After toiling away in baseball’s minor leagues for the better part of eleven seasons, Colorado Rockies’ outfielder Wynton Bernard’s lifetime dream finally came true.

He then promptly called his mother to share the news – and his joy.

“Mom, I’m going to the Major Leagues,” an emotional Bernard said during a FaceTime exchange from Albuquerque. “I’m going Momma. I promise. I’m going.”

The 31-year-old Bernard, who was originally selected by the San Diego Padres in the 35th round of the 2012 MLB draft, then credited his mother’s care for her husband and his father for helping sustain him throughout the long journey.

“Mom, you don’t know how many times – all I think about – you taking care of dad, and it would keep me going,” said a tearful Bernard. “If [you] could go through all of that, then I could do this.”

“All of that” was caring for the outfielder’s stroke-stricken father, who would eventually pass away after an extended illness.

Walter Bernard regularly sacrificed for his family, driving used cars and passing up other luxuries in order that the family could afford to send Bernard to baseball camps.

As a way to pay tribute to his parents, the Rockies’ rookie has small photos of his mom and dad on the bottom of his bats.

Given his upbringing, family example and perseverance, it’s not surprising the outfielder cities Jeremiah 29:11 on his Twitter profile: “For I know the plans I have for you, declares the Lord, plans for welfare and not for evil, to give you a future and a hope.”

“I never had the thought of not making it,” he told reporters. “I just tried to focus on the positives, and that’s what kept me through.”

But never underestimate the influence of a father on a child’s life.

Reflecting the arduous journey, Bernard shared, “I felt some sort of resentment for baseball, for a full year. Then I said, ‘No, that’s not the way my dad would have wanted this. He wants me to live my dream.’”

The video of Wynton’s call to his mother talking about the fulfillment of that dream quickly went viral over the weekend.

Maybe it’s because we all like a good story. But maybe it’s also because we all have hopes and dreams – not necessarily to make the Major Leagues – but perhaps something even more significant. Have you been praying for your child for a very long time? Has someone been praying for you?
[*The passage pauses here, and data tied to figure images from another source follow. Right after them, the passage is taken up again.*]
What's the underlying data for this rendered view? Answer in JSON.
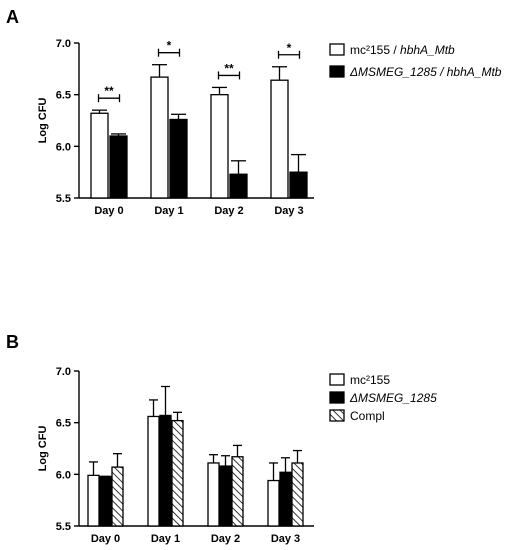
{
  "chart_data": [
    {
      "type": "bar",
      "panel": "A",
      "ylabel": "Log CFU",
      "ylim": [
        5.5,
        7.0
      ],
      "yticks": [
        "5.5",
        "6.0",
        "6.5",
        "7.0"
      ],
      "categories": [
        "Day 0",
        "Day 1",
        "Day 2",
        "Day 3"
      ],
      "series": [
        {
          "name": "mc²155 / hbhA_Mtb",
          "legend_parts": [
            {
              "text": "mc²155 / ",
              "italic": false
            },
            {
              "text": "hbhA_Mtb",
              "italic": true
            }
          ],
          "fill": "white",
          "values": [
            6.32,
            6.67,
            6.5,
            6.64
          ],
          "errors": [
            0.03,
            0.12,
            0.07,
            0.13
          ]
        },
        {
          "name": "ΔMSMEG_1285 / hbhA_Mtb",
          "legend_parts": [
            {
              "text": "ΔMSMEG_1285 / hbhA_Mtb",
              "italic": true
            }
          ],
          "fill": "black",
          "values": [
            6.1,
            6.26,
            5.73,
            5.75
          ],
          "errors": [
            0.02,
            0.05,
            0.13,
            0.17
          ]
        }
      ],
      "significance": [
        "**",
        "*",
        "**",
        "*"
      ],
      "legend_position": "right"
    },
    {
      "type": "bar",
      "panel": "B",
      "ylabel": "Log CFU",
      "ylim": [
        5.5,
        7.0
      ],
      "yticks": [
        "5.5",
        "6.0",
        "6.5",
        "7.0"
      ],
      "categories": [
        "Day 0",
        "Day 1",
        "Day 2",
        "Day 3"
      ],
      "series": [
        {
          "name": "mc²155",
          "legend_parts": [
            {
              "text": "mc²155",
              "italic": false
            }
          ],
          "fill": "white",
          "values": [
            5.99,
            6.56,
            6.11,
            5.94
          ],
          "errors": [
            0.13,
            0.16,
            0.08,
            0.17
          ]
        },
        {
          "name": "ΔMSMEG_1285",
          "legend_parts": [
            {
              "text": "ΔMSMEG_1285",
              "italic": true
            }
          ],
          "fill": "black",
          "values": [
            5.98,
            6.57,
            6.08,
            6.02
          ],
          "errors": [
            0.0,
            0.28,
            0.1,
            0.14
          ]
        },
        {
          "name": "Compl",
          "legend_parts": [
            {
              "text": "Compl",
              "italic": false
            }
          ],
          "fill": "hatch",
          "values": [
            6.07,
            6.52,
            6.17,
            6.11
          ],
          "errors": [
            0.13,
            0.08,
            0.11,
            0.12
          ]
        }
      ],
      "significance": [],
      "legend_position": "right"
    }
  ]
}
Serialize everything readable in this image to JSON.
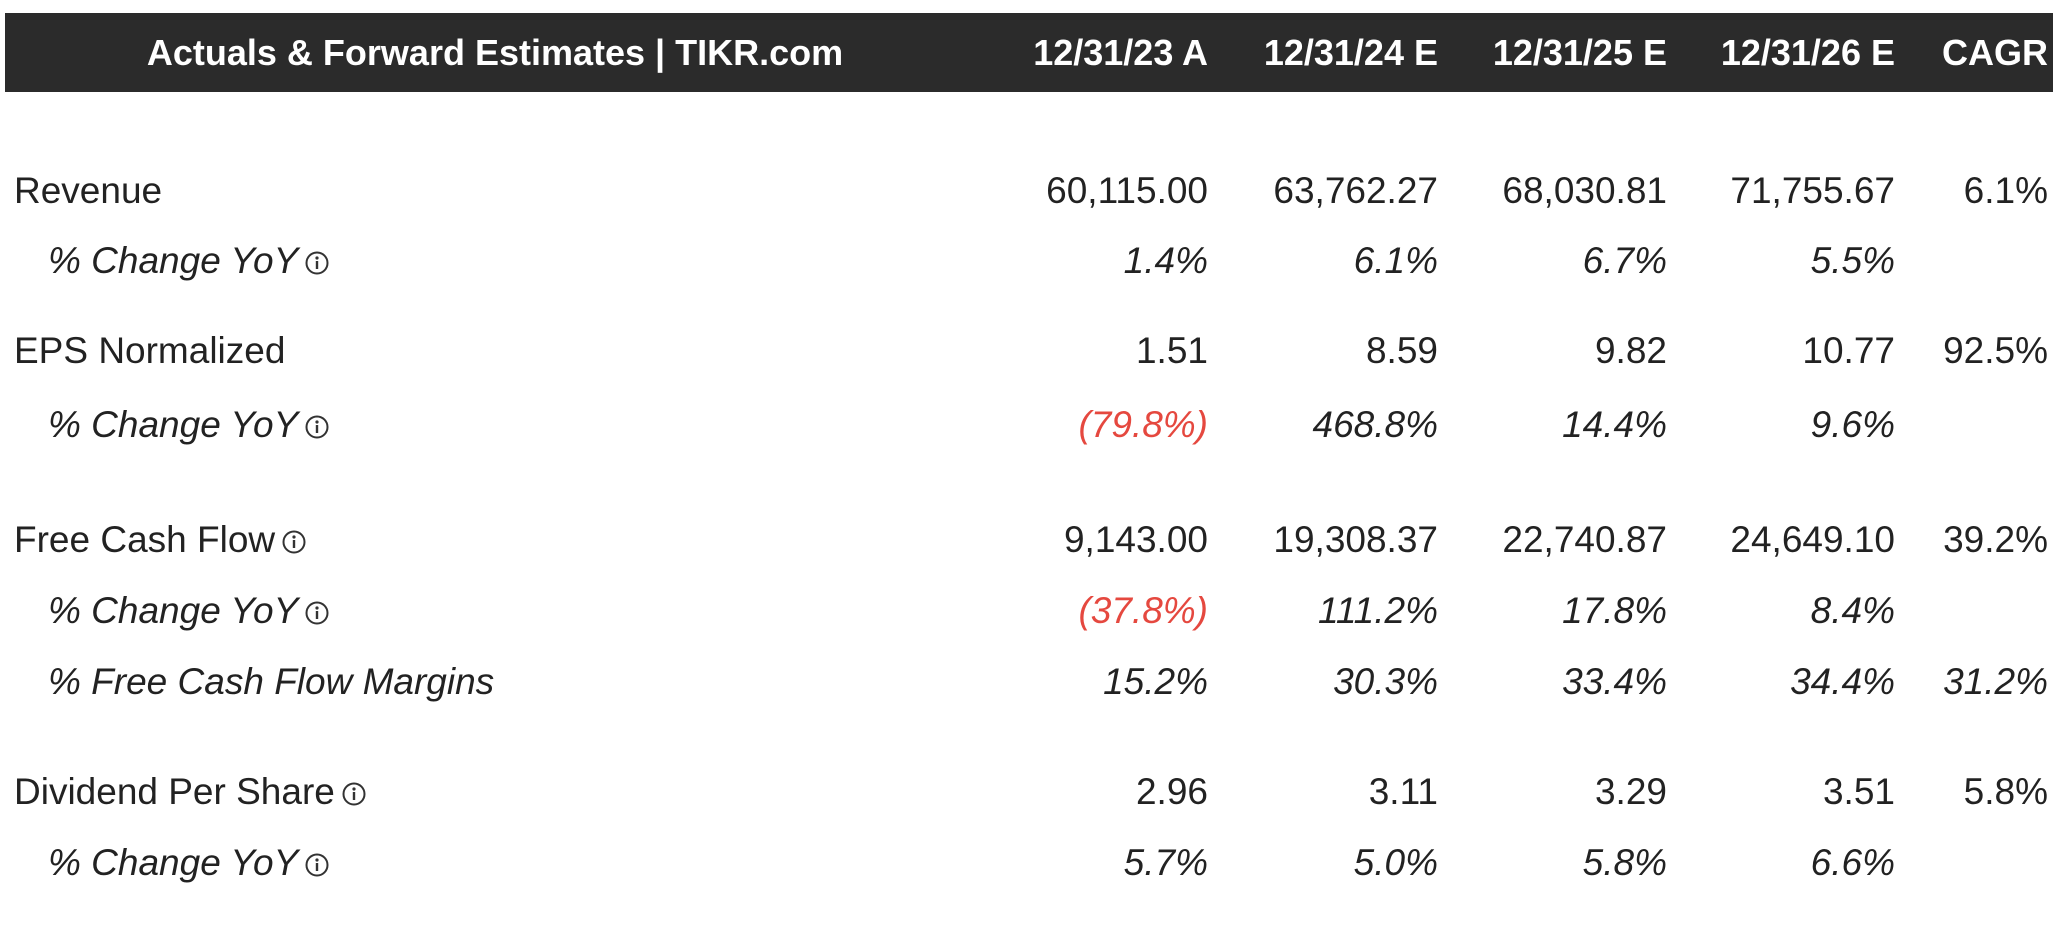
{
  "header": {
    "title": "Actuals & Forward Estimates | TIKR.com",
    "columns": [
      "12/31/23 A",
      "12/31/24 E",
      "12/31/25 E",
      "12/31/26 E",
      "CAGR"
    ]
  },
  "rows": [
    {
      "label": "Revenue",
      "kind": "main",
      "info": false,
      "values": [
        "60,115.00",
        "63,762.27",
        "68,030.81",
        "71,755.67",
        "6.1%"
      ]
    },
    {
      "label": "% Change YoY",
      "kind": "sub",
      "info": true,
      "values": [
        "1.4%",
        "6.1%",
        "6.7%",
        "5.5%",
        null
      ]
    },
    {
      "label": "EPS Normalized",
      "kind": "main",
      "info": false,
      "values": [
        "1.51",
        "8.59",
        "9.82",
        "10.77",
        "92.5%"
      ]
    },
    {
      "label": "% Change YoY",
      "kind": "sub",
      "info": true,
      "values": [
        "(79.8%)",
        "468.8%",
        "14.4%",
        "9.6%",
        null
      ]
    },
    {
      "label": "Free Cash Flow",
      "kind": "main",
      "info": true,
      "values": [
        "9,143.00",
        "19,308.37",
        "22,740.87",
        "24,649.10",
        "39.2%"
      ]
    },
    {
      "label": "% Change YoY",
      "kind": "sub",
      "info": true,
      "values": [
        "(37.8%)",
        "111.2%",
        "17.8%",
        "8.4%",
        null
      ]
    },
    {
      "label": "% Free Cash Flow Margins",
      "kind": "sub",
      "info": false,
      "values": [
        "15.2%",
        "30.3%",
        "33.4%",
        "34.4%",
        "31.2%"
      ]
    },
    {
      "label": "Dividend Per Share",
      "kind": "main",
      "info": true,
      "values": [
        "2.96",
        "3.11",
        "3.29",
        "3.51",
        "5.8%"
      ]
    },
    {
      "label": "% Change YoY",
      "kind": "sub",
      "info": true,
      "values": [
        "5.7%",
        "5.0%",
        "5.8%",
        "6.6%",
        null
      ]
    }
  ]
}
What desire has the Lord placed on your heart? Has it been there a long time? Are you still working towards it? Have you ever grown resentful because your progress towards it seems slowed?

Keep going. Keep plugging away.

At the conclusion of that now viral phone call, Wynton’s mother, Janet, reminds him that even if he only stays in the Major Leagues for just one day, he’ll still have made it. Nobody will ever be able to take that away from him.

This is no small thing.

That’s because though the Lord gives us dreams to help us accomplish His purposes, I think He also gives us the struggle on the way to those dreams to help shape and mold us into the man or woman He has made us to be.